昨年の10月から始まったインボイス制度ですが、とりあえず始めてみたのはいいものの、何か違うなと思って、インボイスの登録を取り消そうか検討している方もいらっしゃると思います。
そこで、インボイスの登録を取り消す際の注意点についてまとめてみようと思います。
インボイスの登録を取り消す手続き
インボイスの登録を取り消したい場合、税務署にインボイスの取消届の提出が必要です。
届出書の正式名称は「適格請求書発行事業者の登録の取消しを求める旨の届出書」といいます。
そして、インボイスの登録の取り消しは課税期間単位(個人なら年単位)となっています。
そのため、年の途中で届出書を提出すれば、その後すぐに取り消しができるということではなく、原則届出書を提出した課税期間の翌課税期間から取り消すことができます。
一応提出期限というのものがあって、翌課税期間の初日から15日前の日までに届出書を提出すれば、翌課税期間から取り消しができることになり、それよりあとに提出すると翌々課税期間からの取り消しに回されてしまいます。
たまたまですが、個人事業主や12月決算の会社で、翌課税期間、つまり来年からインボイスの取り消しをしたいと考えれば、明日12月17日がその提出期限となるようです。
この場合、もし18日以降に届出書を提出するとインボイスの登録の取り消しは再来年になってしまうわけですね。

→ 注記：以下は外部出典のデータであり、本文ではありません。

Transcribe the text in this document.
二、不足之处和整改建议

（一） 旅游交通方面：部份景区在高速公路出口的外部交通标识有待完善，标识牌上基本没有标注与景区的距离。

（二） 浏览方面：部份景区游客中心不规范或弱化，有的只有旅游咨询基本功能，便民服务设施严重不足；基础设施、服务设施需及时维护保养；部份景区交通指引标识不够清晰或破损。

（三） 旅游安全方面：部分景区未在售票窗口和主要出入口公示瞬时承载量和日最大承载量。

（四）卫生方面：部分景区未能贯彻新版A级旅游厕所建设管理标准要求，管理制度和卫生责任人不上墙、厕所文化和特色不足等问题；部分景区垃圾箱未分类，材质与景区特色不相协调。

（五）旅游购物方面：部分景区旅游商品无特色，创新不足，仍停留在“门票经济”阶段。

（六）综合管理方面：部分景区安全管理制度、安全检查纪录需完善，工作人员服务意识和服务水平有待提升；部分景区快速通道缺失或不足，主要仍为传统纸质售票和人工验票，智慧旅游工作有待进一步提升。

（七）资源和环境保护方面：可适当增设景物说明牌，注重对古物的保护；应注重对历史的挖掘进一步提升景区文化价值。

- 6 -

インボイスの登録を取り消しても納税義務が継続することがある
さて、ここで注意点があります。
それは、インボイスの登録を取り消しても消費税の納税義務が、インボイスの登録をしてから2年間は継続されてしまうことがある点です。
※正確には登録から2年を経過する日の属する課税期間まで継続します
これは、免税事業者がインボイスの登録を機に課税事業者になったケースでの注意点です。
恐らく、もともと免税事業者が消費税の課税選択をして、課税事業者になった際にも2年縛りの特例があるのですが、これに合わせたかたちなんだと思います。
例を出すと、今年インボイスの登録をして課税事業者になった個人事業主(本来は免税事業者)が、1年インボイスの運用をしてみてやっぱりインボイスは不要だなと考えて、明日取消の届出書を提出したとします。
そうすると、明日は一応来年からの取り消しの期限に間に合っていますので、来年からインボイスの登録は取り消しをされるわけですが、消費税の納税義務は来年と再来年も生じることになるわけです。
そしてその後は原則通り2年前の課税売上が1,000万円を超えるかどうか等で納税義務判定をしていくといった具合になります。
もともと、インボイスの登録を機に課税事業者になった方からすると、インボイスの登録を取り消しすれば消費税も納める必要はないと考えがちですが、いわゆる2年縛りがありますので注意しましょう。
なお、去年の10月1日を含む課税期間中(個人事業主なら去年の間)に登録をした方の場合は、この納税義務の2年縛りはありません。
あくまで、今年以降に登録をした場合に限って、登録日から2年間は納税義務が絶対に免除されないことになります。
なお、この2年縛りの取り扱いは、個人事業主なら2029年までに登録する際の取り扱いのようです。
2030年以降に免税事業者がインボイスの登録をする場合は、インボイスの申請と合わせて課税事業者の選択届出もする予定になっています。
そうするとインボイスの登録の取り消しの際には、どのみち課税事業者選択届出の方でもともと用意されている2年縛りが機能して同様の取り扱いになるのかなと思います。
このような取り扱いがあるのは、不適切な消費税還付をすることを抑止するためだと思いますが、そういったことを全く考えていないような方にとってはちょっと酷な面もあるかもしれないなと思ったりしました。
とりあえず、インボイスの取り消しをしても、登録日によっては消費税の納税義務が継続することがあるので注意しましょう。
まとめ
今回は、インボイスの登録を取り消す際の注意点ということで、いわゆる2年縛りの話を書いてみました。
去年から始まったインボイス制度ですが、今年からこういったことも検討しないといけないのですね。
まだ、このような相談に直面したことはありませんが、もし直面したら、ちょっとその場でパッと回答できるか不安ですね。
■編集後記
昨日は志木市役所にあさんぽに行ってきました。
最近は朝が寒くて寝坊気味で愛犬を待たせてしまうことが多いのですが、その罪滅ぼしもかねてよく志木市役所に行っています。
志木市役所は8時から駐車場を開放してくれますので、寝坊するととかえってちょうどいい時間になります。
そして昨日はめずらしく宮戸橋の方までひたすら歩きました。
たぶん愛犬もわたしが寝坊したことはこれで水に流してくれたと思います。